The girl let her velvet cap fall on the ground, and sank her face between her hands. Her whole body was shaken with emotion.
“Go—go,” she cried, starting to her feet and standing before him, “call out your lances and ride home this night. Never look more upon the face of such a thing as Sybilla de Thouars. I bid you! I warn you! I command you! I thought I had been of stone, but now when I see you, and hear your words, I cannot do that which is laid upon me to do.”
William of Douglas smiled.
“I cannot go,” he said simply, “I love you. Moreover, I will not go—I am Earl of Douglas.”
The girl clasped her hands helplessly.
“Not if I tell you that I have deceived you, led you on?” she said. “Not if I swear that I am the slave of a power so terrible that there are no words in any language to tell the least of the things I have suffered?”
The Earl shook his head. The girl suddenly stamped her foot in anger. “Go—go, I tell you,” she cried; “stay not a day in this accursed place, wherein no true word is spoken and no loyal deed done, save those which come forth from your own true heart.”
“Nay,” said William Douglas, with his eyes on hers, “it is too late, Sybil. I have kissed the red of your lips. Your head hath lain on my breast. My whole soul is yours. I cannot now go back, even if I would. The boy I have been, I can be no more for ever.”
The girl rose from the stone on which she had been sitting. There was a new smile in her eyes. She held out her hands to the youth who stood so erect and proud before her. “Well, at the worst, William Douglas,” she said, “you may never live to wear a white head, but at least you shall touch the tree of the knowledge of good and evil, taste the fruitage and smell the blossoms thereof more than a hundred greybeards. I had not thought that earth held anywhere such a man, or that aught but blackness and darkness remained this side of hell for one so desolate as I. I have bid you leave me. I have told you that which, were it known, would cost me my life. But since you will not go,—since you are strong enough to stand unblenching in the face of doom,—you shall not lose all without a price.”
She opened her arms wide, and her eyes were glorious.
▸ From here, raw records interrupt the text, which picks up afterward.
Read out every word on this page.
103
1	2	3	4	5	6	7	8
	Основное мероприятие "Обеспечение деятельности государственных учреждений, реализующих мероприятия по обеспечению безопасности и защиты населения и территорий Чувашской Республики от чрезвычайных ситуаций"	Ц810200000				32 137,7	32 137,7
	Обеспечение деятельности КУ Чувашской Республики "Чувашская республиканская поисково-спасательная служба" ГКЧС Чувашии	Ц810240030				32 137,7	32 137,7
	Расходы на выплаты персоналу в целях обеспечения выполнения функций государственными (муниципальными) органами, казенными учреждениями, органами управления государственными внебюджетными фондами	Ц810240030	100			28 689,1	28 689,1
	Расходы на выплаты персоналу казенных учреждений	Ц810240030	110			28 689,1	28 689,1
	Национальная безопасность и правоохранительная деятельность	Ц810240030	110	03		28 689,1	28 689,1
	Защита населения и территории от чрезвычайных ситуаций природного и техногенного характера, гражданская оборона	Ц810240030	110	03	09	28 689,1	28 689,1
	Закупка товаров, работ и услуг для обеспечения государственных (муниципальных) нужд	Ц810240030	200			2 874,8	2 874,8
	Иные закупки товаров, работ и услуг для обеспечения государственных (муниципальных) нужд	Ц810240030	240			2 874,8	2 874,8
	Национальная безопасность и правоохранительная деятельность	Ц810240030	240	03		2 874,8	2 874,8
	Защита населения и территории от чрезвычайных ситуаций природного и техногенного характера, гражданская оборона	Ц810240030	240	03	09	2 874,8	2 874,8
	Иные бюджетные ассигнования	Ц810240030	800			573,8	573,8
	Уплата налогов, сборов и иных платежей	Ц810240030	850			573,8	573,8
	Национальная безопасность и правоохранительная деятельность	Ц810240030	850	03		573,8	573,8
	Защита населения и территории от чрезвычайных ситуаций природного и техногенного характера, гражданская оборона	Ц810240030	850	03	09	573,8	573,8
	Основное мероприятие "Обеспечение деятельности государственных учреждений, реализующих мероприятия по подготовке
“I love you,” she said, her lips thrilling towards him, “I love you, love you, as I never thought to love any man upon this earth.”
THE GABERLUNZIE MAN
The next morning the Chancellor came down early from his chamber, and finding Earl Douglas already waiting in the courtyard, he rubbed his hands and called out cheerfully: “We shall be more lonely to-day, but perhaps even more gay. For there are many things men delight in which even the fairest ladies care not for, fearing mayhap some invasion of their dominions.”
“What mean you, my Lord Chancellor?” said the Douglas to his host, eagerly scanning the upper windows meanwhile.